Eu estava na cozinha, discutindo com minhas amigas se o arroz ia ser branco ou biro biro, a governanta passando com a travessa de salada, quando alguém largou no grupo o vídeo da reportagem do caso no litoral de São Paulo. Dei play achando que era golpe de Pix comum e quase derrubei o sal ao ouvir que o funcionário de um IML teria usado o celular de um homem morto para transferir sete mil reais para a própria conta. O corpo tinha acabado de chegar ao instituto, a família em choque do lado de fora, e lá dentro alguém decidiu que o aplicativo bancário do falecido era oportunidade de renda extra.
O que se apurou é que a família desse homem, desconfiada, foi olhar o extrato bancário e encontrou a transferência esquisita, feita no mesmo dia da morte, poucas horas depois de o corpo entrar no IML. Não era débito automático, não era cobrança atrasada, era Pix direto para o servidor que estava ali, teoricamente, para zelar pelo procedimento técnico e pelo respeito mínimo aquele corpo.

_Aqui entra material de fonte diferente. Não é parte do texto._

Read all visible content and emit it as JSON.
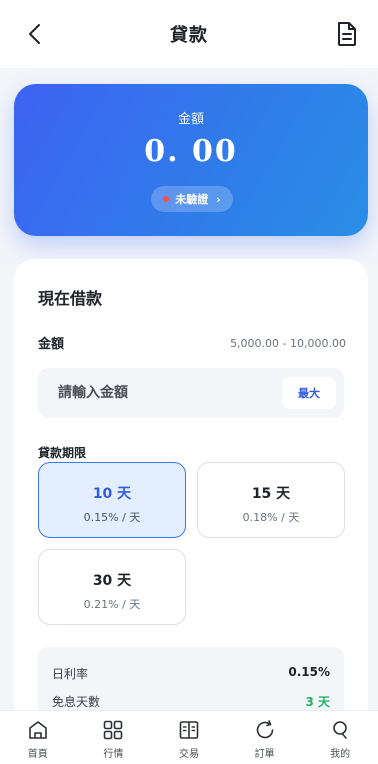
{
  "header": {
    "title": "貸款"
  },
  "amount_card": {
    "label": "金額",
    "value": "0. 00",
    "badge": "未驗證",
    "badge_arrow": "›"
  },
  "borrow": {
    "title": "現在借款",
    "amount_label": "金額",
    "range": "5,000.00 - 10,000.00",
    "input_placeholder": "請輸入金額",
    "input_value": "",
    "max_label": "最大",
    "term_label": "貸款期限",
    "terms": [
      {
        "days": "10 天",
        "rate": "0.15% / 天",
        "selected": true
      },
      {
        "days": "15 天",
        "rate": "0.18% / 天",
        "selected": false
      },
      {
        "days": "30 天",
        "rate": "0.21% / 天",
        "selected": false
      }
    ],
    "summary": {
      "daily_rate_label": "日利率",
      "daily_rate_value": "0.15%",
      "free_days_label": "免息天數",
      "free_days_value": "3 天"
    }
  },
  "nav": [
    {
      "label": "首頁",
      "icon": "home-icon"
    },
    {
      "label": "行情",
      "icon": "grid-icon"
    },
    {
      "label": "交易",
      "icon": "book-icon"
    },
    {
      "label": "訂單",
      "icon": "refresh-icon"
    },
    {
      "label": "我的",
      "icon": "user-icon"
    }
  ],
  "colors": {
    "accent": "#2f5be3",
    "card_gradient_start": "#3d63f3",
    "card_gradient_end": "#2a8ee6",
    "badge_dot": "#ff4d3d",
    "positive": "#1fb664"
  }
}
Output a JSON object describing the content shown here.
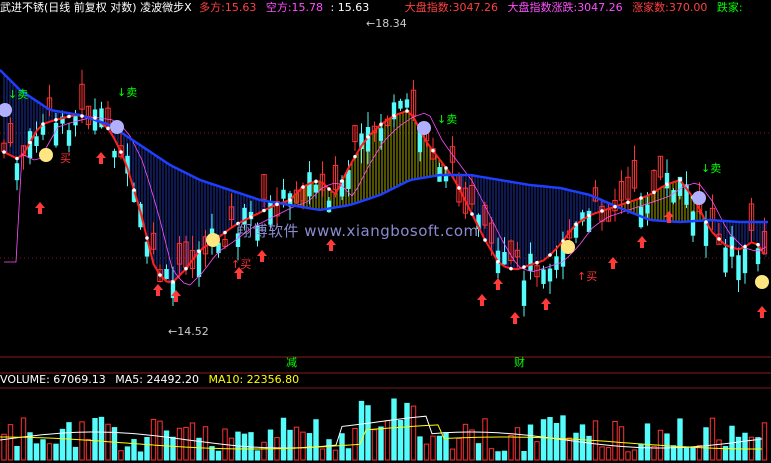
{
  "header": {
    "title": "武进不锈(日线 前复权 对数) 凌波微步X",
    "duo_label": "多方:",
    "duo_value": "15.63",
    "kong_label": "空方:",
    "kong_value": "15.78",
    "close_value": ": 15.63",
    "market_label": "大盘指数:",
    "market_value": "3047.26",
    "market_change_label": "大盘指数涨跌:",
    "market_change_value": "3047.26",
    "up_count_label": "涨家数:",
    "up_count_value": "370.00",
    "down_count_label": "跌家:"
  },
  "price_markers": {
    "high": "18.34",
    "low": "14.52"
  },
  "signals": {
    "sell": "↓卖",
    "buy": "↑买",
    "buy_short": "买"
  },
  "date_markers": {
    "m1": "减",
    "m2": "财"
  },
  "watermark": "翔博软件 www.xiangbosoft.com",
  "volume": {
    "label": "VOLUME: 67069.13",
    "ma5": "MA5: 24492.20",
    "ma10": "MA10: 22356.80"
  },
  "colors": {
    "up": "#ff3232",
    "down": "#54fcfc",
    "ma_blue": "#1f3fff",
    "red_line": "#ff2020",
    "yellow": "#ffff00",
    "magenta": "#ff50ff",
    "sell": "#00ff00",
    "buy": "#ff3232"
  }
}
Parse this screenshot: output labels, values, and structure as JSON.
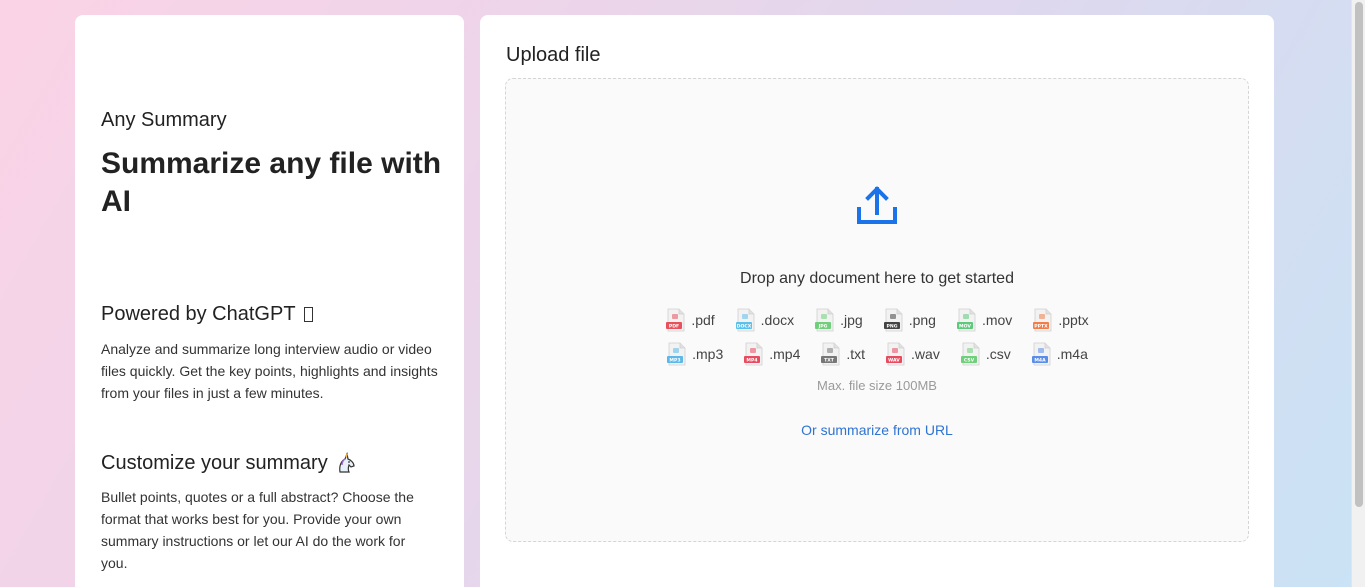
{
  "left": {
    "brand": "Any Summary",
    "hero": "Summarize any file with AI",
    "section1": {
      "title": "Powered by ChatGPT",
      "text": "Analyze and summarize long interview audio or video files quickly. Get the key points, highlights and insights from your files in just a few minutes."
    },
    "section2": {
      "title": "Customize your summary",
      "text": "Bullet points, quotes or a full abstract? Choose the format that works best for you. Provide your own summary instructions or let our AI do the work for you."
    }
  },
  "upload": {
    "title": "Upload file",
    "drop_text": "Drop any document here to get started",
    "max_size": "Max. file size 100MB",
    "url_link": "Or summarize from URL",
    "accent": "#1a73e8",
    "row1": [
      {
        "ext": ".pdf",
        "tag": "PDF",
        "color": "#e8505b"
      },
      {
        "ext": ".docx",
        "tag": "DOCX",
        "color": "#5bc0eb"
      },
      {
        "ext": ".jpg",
        "tag": "JPG",
        "color": "#6fcf7a"
      },
      {
        "ext": ".png",
        "tag": "PNG",
        "color": "#444444"
      },
      {
        "ext": ".mov",
        "tag": "MOV",
        "color": "#5cc97b"
      },
      {
        "ext": ".pptx",
        "tag": "PPTX",
        "color": "#f07d4a"
      }
    ],
    "row2": [
      {
        "ext": ".mp3",
        "tag": "MP3",
        "color": "#5bb8e8"
      },
      {
        "ext": ".mp4",
        "tag": "MP4",
        "color": "#e84a5f"
      },
      {
        "ext": ".txt",
        "tag": "TXT",
        "color": "#777777"
      },
      {
        "ext": ".wav",
        "tag": "WAV",
        "color": "#e84a5f"
      },
      {
        "ext": ".csv",
        "tag": "CSV",
        "color": "#6fcf7a"
      },
      {
        "ext": ".m4a",
        "tag": "M4A",
        "color": "#5b8de8"
      }
    ]
  }
}
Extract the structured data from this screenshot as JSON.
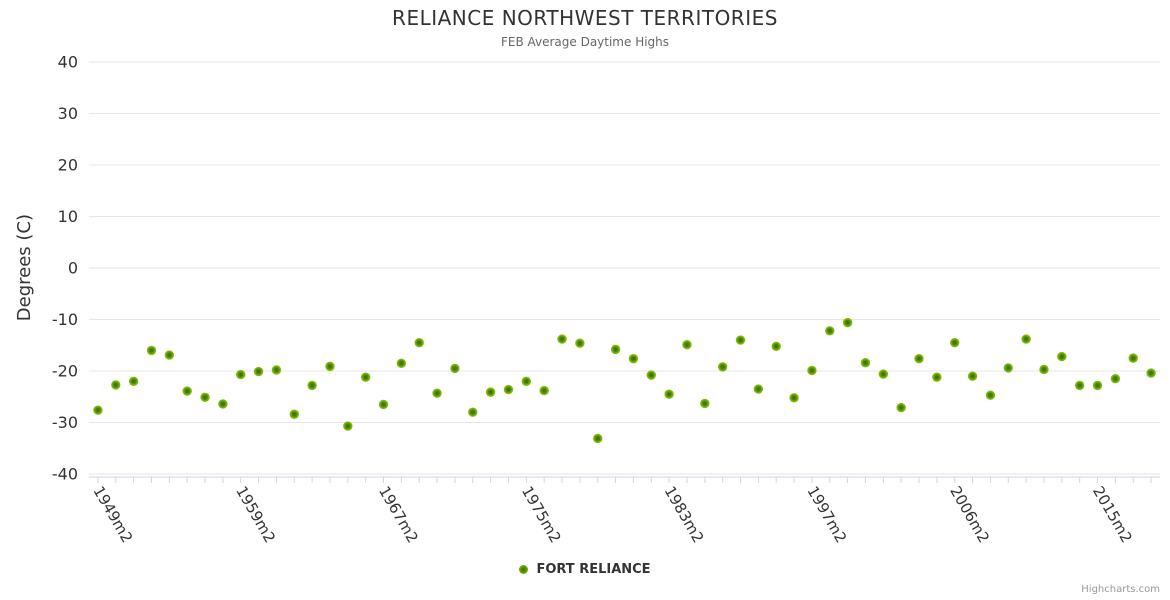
{
  "title": "RELIANCE NORTHWEST TERRITORIES",
  "subtitle": "FEB Average Daytime Highs",
  "y_axis_title": "Degrees (C)",
  "legend": {
    "label": "FORT RELIANCE"
  },
  "credit": "Highcharts.com",
  "colors": {
    "point": "#77b300",
    "point_core": "#3a6600",
    "point_rim": "#83c213",
    "grid": "#e6e6e6",
    "axis": "#ccd6eb",
    "title_text": "#333333",
    "subtitle_text": "#666666",
    "label_text": "#333333",
    "credit_text": "#999999"
  },
  "chart_data": {
    "type": "scatter",
    "title": "RELIANCE NORTHWEST TERRITORIES",
    "subtitle": "FEB Average Daytime Highs",
    "xlabel": "",
    "ylabel": "Degrees (C)",
    "ylim": [
      -40,
      40
    ],
    "ytick_step": 10,
    "grid": true,
    "legend_position": "bottom-center",
    "y_tick_labels": [
      "40",
      "30",
      "20",
      "10",
      "0",
      "-10",
      "-20",
      "-30",
      "-40"
    ],
    "x_tick_labels": [
      {
        "index": 0,
        "label": "1949m2"
      },
      {
        "index": 8,
        "label": "1959m2"
      },
      {
        "index": 16,
        "label": "1967m2"
      },
      {
        "index": 24,
        "label": "1975m2"
      },
      {
        "index": 32,
        "label": "1983m2"
      },
      {
        "index": 40,
        "label": "1997m2"
      },
      {
        "index": 48,
        "label": "2006m2"
      },
      {
        "index": 56,
        "label": "2015m2"
      }
    ],
    "series": [
      {
        "name": "FORT RELIANCE",
        "color": "#77b300",
        "values": [
          -27.6,
          -22.7,
          -22.0,
          -16.0,
          -16.9,
          -23.9,
          -25.1,
          -26.4,
          -20.7,
          -20.1,
          -19.8,
          -28.4,
          -22.8,
          -19.1,
          -30.7,
          -21.2,
          -26.5,
          -18.5,
          -14.5,
          -24.3,
          -19.5,
          -28.0,
          -24.1,
          -23.6,
          -22.0,
          -23.8,
          -13.8,
          -14.6,
          -33.1,
          -15.8,
          -17.6,
          -20.8,
          -24.5,
          -14.9,
          -26.3,
          -19.2,
          -14.0,
          -23.5,
          -15.2,
          -25.2,
          -19.9,
          -12.2,
          -10.6,
          -18.4,
          -20.6,
          -27.1,
          -17.6,
          -21.2,
          -14.5,
          -21.0,
          -24.7,
          -19.4,
          -13.8,
          -19.7,
          -17.2,
          -22.8,
          -22.8,
          -21.5,
          -17.5,
          -20.4
        ]
      }
    ]
  }
}
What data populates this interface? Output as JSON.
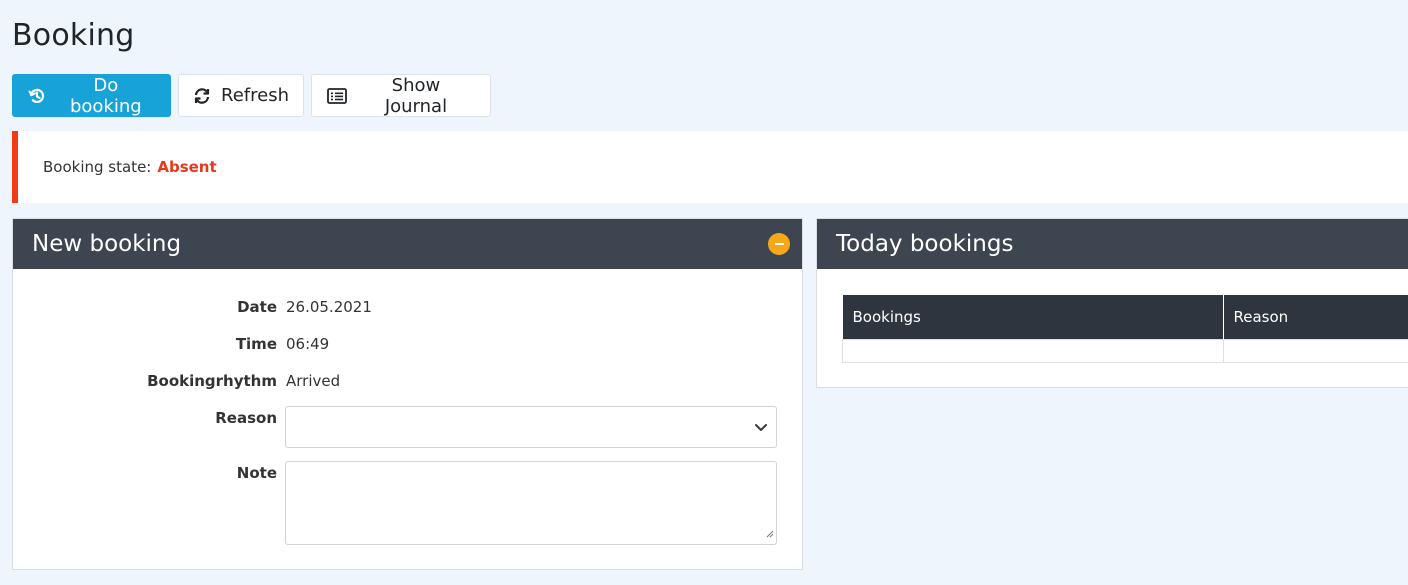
{
  "page": {
    "title": "Booking"
  },
  "toolbar": {
    "do_booking_label": "Do booking",
    "refresh_label": "Refresh",
    "show_journal_label": "Show Journal"
  },
  "status": {
    "label": "Booking state:",
    "value": "Absent",
    "color": "#e8391a"
  },
  "new_booking": {
    "title": "New booking",
    "fields": {
      "date": {
        "label": "Date",
        "value": "26.05.2021"
      },
      "time": {
        "label": "Time",
        "value": "06:49"
      },
      "rhythm": {
        "label": "Bookingrhythm",
        "value": "Arrived"
      },
      "reason": {
        "label": "Reason",
        "value": ""
      },
      "note": {
        "label": "Note",
        "value": ""
      }
    }
  },
  "today_bookings": {
    "title": "Today bookings",
    "columns": [
      "Bookings",
      "Reason"
    ],
    "rows": [
      [
        "",
        ""
      ]
    ]
  },
  "colors": {
    "primary": "#17a2d8",
    "header_dark": "#3d4550",
    "alert_border": "#f23c16",
    "collapse": "#f7a718"
  }
}
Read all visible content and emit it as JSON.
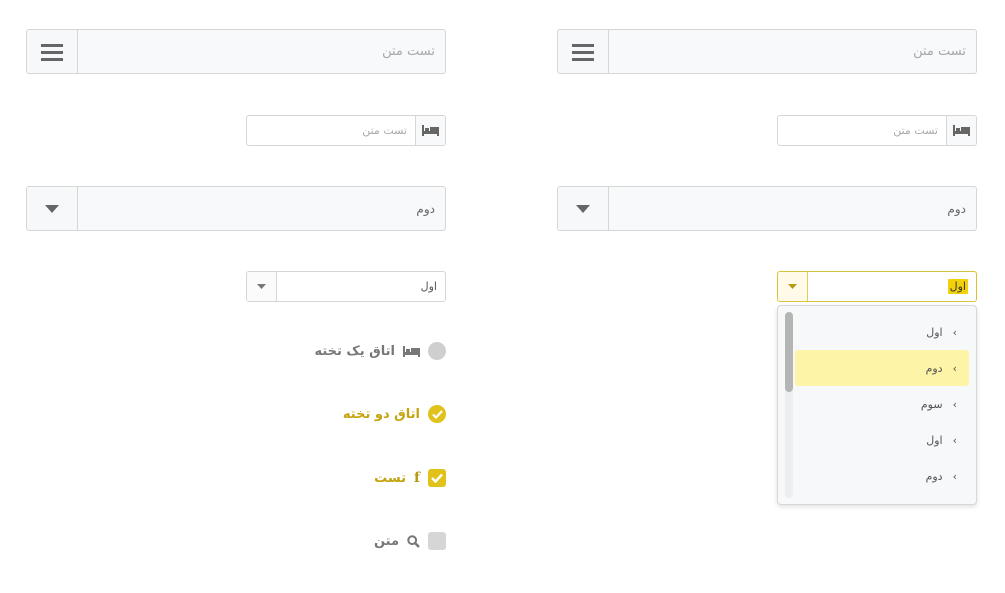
{
  "left_column": {
    "menu_field": {
      "placeholder": "تست متن"
    },
    "icon_field": {
      "placeholder": "تست متن"
    },
    "select_large": {
      "value": "دوم"
    },
    "select_small": {
      "value": "اول"
    },
    "options": [
      {
        "type": "radio",
        "state": "off",
        "icon": "bed-icon",
        "label": "اتاق یک تخته"
      },
      {
        "type": "radio",
        "state": "on",
        "icon": null,
        "label": "اتاق دو تخته"
      },
      {
        "type": "checkbox",
        "state": "on",
        "icon": "facebook-icon",
        "label": "تست"
      },
      {
        "type": "checkbox",
        "state": "off",
        "icon": "search-icon",
        "label": "متن"
      }
    ]
  },
  "right_column": {
    "menu_field": {
      "placeholder": "تست متن"
    },
    "icon_field": {
      "placeholder": "تست متن"
    },
    "select_large": {
      "value": "دوم"
    },
    "select_open": {
      "value": "اول",
      "items": [
        {
          "label": "اول",
          "selected": false
        },
        {
          "label": "دوم",
          "selected": true
        },
        {
          "label": "سوم",
          "selected": false
        },
        {
          "label": "اول",
          "selected": false
        },
        {
          "label": "دوم",
          "selected": false
        }
      ]
    }
  },
  "colors": {
    "accent": "#e0c21a",
    "accent_text": "#c4a40e",
    "highlight_bg": "#fdf4a8",
    "border": "#d6d6d6"
  }
}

Com a movimentação no radar, veio a investigação, o atendente acabou preso preventivamente e responde por peculato, aquele crime que acontece quando o servidor usa o cargo para se apropriar ou desviar dinheiro ou bens que deveriam estar sob a guarda do Estado.
Nos bastidores, o que se comenta é que o caso explodiu na Baixada Santista porque atinge um lugar sensível, ninguém espera glamour em necrotério, mas espera respeito, e a ideia de alguém mexer no celular de quem acabou de morrer para mandar Pix para si mistura violação com crueldade. A Secretaria de Segurança Pública informou que a Polícia Civil toca o inquérito, com acompanhamento da Corregedoria, justamente para descobrir se o servidor agiu sozinho e como conseguiu acesso à conta, já que, em muitos bancos, isso exige senha, biometria ou reconhecimento facial. Bastaram as primeiras informações saírem para o negócio virar assunto de grupo de família e rodinha de bar.
Na camada digital, o caso virou indignação instantânea, gente dizendo que “nem morto tem paz”, comentário cobrando fiscalização mais rígida em órgãos como IML, perfil de notícia explicando o que é peculato e como denunciar movimentação bancária suspeita em nome de parente falecido. O tom é de revolta, porque a sensação é que o golpe atravessou uma fronteira moral, não é ladrão de esquina, é servidor usando um ambiente que deveria ser técnico para avançar em patrimônio de família enlutada. E enquanto o processo corre, eu termino meu almoço olhando para o celular e pensando que, se até no IML estão usando telefone de morto para golpe, vigiar extrato depois do enterro vira parte triste do roteiro de luto nesse país.